The callbacks run when:

Behaviors

At time of writing 2 behaviors have been identified in the wild and modeled. The interrogating one and the bind’ish one.

Interrogating

It is when one of the two sides is periodically querying the other side. This is the behavior of all reverse HTTP/S backdoor Agents.

Yet, it has not been hardcoded for use with Agents only! A handler could be interrogating too. Think of an ICMP backdoor Handler. If the Agent has to transfer a huge response back to the Handler, The Handler has to start an interrogating process for the Agent to respond with payload chunks, until the whole Message gets across. This is the only way to resemble a ping-pong behavior.

That behavior is modeled in the covertutils.handlers.interrogating.InterrogatingHandler class, and it is used in the Advanced ICMP Bind Shell from the Handler exactly as described above.

Bind’ish

This behavior is found when the one side MUST NOT TALK under any circumstance, unless asked by the other side. Most of the time it is just the complementary of the Interrogating behavior. This is the case for Reverse HTTP/S backdoors

We find this behavior typically in HTTP/S reverse Handlers. As HTTP/S reverse Handlers act as (or actually are ) HTTP/S Servers, usually also serving error pages just to be more persuading for their innocence.

The thing is that a presumable HTTP/S Server never sends things to an HTTP Client before getting an HTTP request.
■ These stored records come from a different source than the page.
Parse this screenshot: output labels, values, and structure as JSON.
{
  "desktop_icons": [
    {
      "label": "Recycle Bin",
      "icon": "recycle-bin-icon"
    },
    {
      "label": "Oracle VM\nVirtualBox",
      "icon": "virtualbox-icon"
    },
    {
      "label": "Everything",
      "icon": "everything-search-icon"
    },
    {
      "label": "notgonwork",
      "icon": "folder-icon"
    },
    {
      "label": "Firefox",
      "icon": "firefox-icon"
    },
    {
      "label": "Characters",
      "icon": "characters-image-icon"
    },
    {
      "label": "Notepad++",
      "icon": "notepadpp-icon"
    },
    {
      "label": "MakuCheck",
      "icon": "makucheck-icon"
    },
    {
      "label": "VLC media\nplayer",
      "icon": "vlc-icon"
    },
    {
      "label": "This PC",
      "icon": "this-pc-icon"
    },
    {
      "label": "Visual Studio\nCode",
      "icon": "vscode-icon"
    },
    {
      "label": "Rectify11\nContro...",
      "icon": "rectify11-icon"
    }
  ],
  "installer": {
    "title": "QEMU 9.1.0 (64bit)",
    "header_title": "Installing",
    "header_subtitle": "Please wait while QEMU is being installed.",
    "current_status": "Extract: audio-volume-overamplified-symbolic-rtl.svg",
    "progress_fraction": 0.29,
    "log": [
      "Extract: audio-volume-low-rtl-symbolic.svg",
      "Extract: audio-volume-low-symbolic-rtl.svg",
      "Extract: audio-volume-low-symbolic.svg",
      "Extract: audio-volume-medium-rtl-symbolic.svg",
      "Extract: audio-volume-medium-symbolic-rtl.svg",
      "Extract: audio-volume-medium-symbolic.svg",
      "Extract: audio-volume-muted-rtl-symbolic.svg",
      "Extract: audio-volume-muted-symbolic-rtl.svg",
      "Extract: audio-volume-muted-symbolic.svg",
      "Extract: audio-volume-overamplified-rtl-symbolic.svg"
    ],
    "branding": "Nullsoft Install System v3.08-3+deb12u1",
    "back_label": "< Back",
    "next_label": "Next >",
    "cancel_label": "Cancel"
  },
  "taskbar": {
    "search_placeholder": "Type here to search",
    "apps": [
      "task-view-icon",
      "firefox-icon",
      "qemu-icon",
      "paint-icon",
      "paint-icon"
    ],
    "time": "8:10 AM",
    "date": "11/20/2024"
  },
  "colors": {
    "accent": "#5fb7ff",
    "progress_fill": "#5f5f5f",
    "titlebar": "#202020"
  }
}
So the covertutils.handlers.responseonly.ResponseOnlyHandler keeps a list of stuff that has to transmit and sends them over only if a request Message arrives.

Both Interrogating and Bind’ish behaviors can use the covertutils.handlers.basehandler.BaseHandler.sendQueue() method to send Messages over.

Ad Hoc Behavior

That is all good but a good ol’ Reverse TCP needs none of them! For such cases the covertutils.handlers.basehandler.BaseHandler.sendAdHoc() method saves the day. Just spits to the Communication Channel like there is no tomorrow (or IDS to trick).

Both class methods are available in all behaviors (defined in base class) but each one has the sending method that fits the behavior that is trying to simulate. The covertutils.handlers.basehandler.BaseHandler.preferred_send() always holds the sending method best fit for the Handler instance used.

A pinch of Communication Channel Creativity

Networking isn’t a standard thing when designing a backdoor. This is why it is left out of the way completely. All Communication is wrapped by send() and recv functions where the send() has to get 1 argument (raw data to send) and the recv() has to be blocking.

to_handler = []
to_agent = []

#=========================================
def handler_send(raw_data) :
        to_agent.append(raw_data)

def handler_recv() :
        while not to_handler: pass      # Has to block when no payloads arrive
        return to_handler.pop(0)

#=========================================
def agent_send(raw_data) :
        to_handler.append(raw_data)

def agent_recv() :
        while not to_agent: pass        # If you are brave enough use queues and threads
        return to_agent.pop(0)

This is perfectly working example of wrapping functions. It is actually really useful for testing stuff.

So those functions can use requests to post to pastebin or do whatever. The covertutils package doesn’t care about how you get your bytes to the other side. It just guarantees that the bytes will be fully unrecognizable (see: Totally IDS/IPS evading payloads) to anyone else than the other side.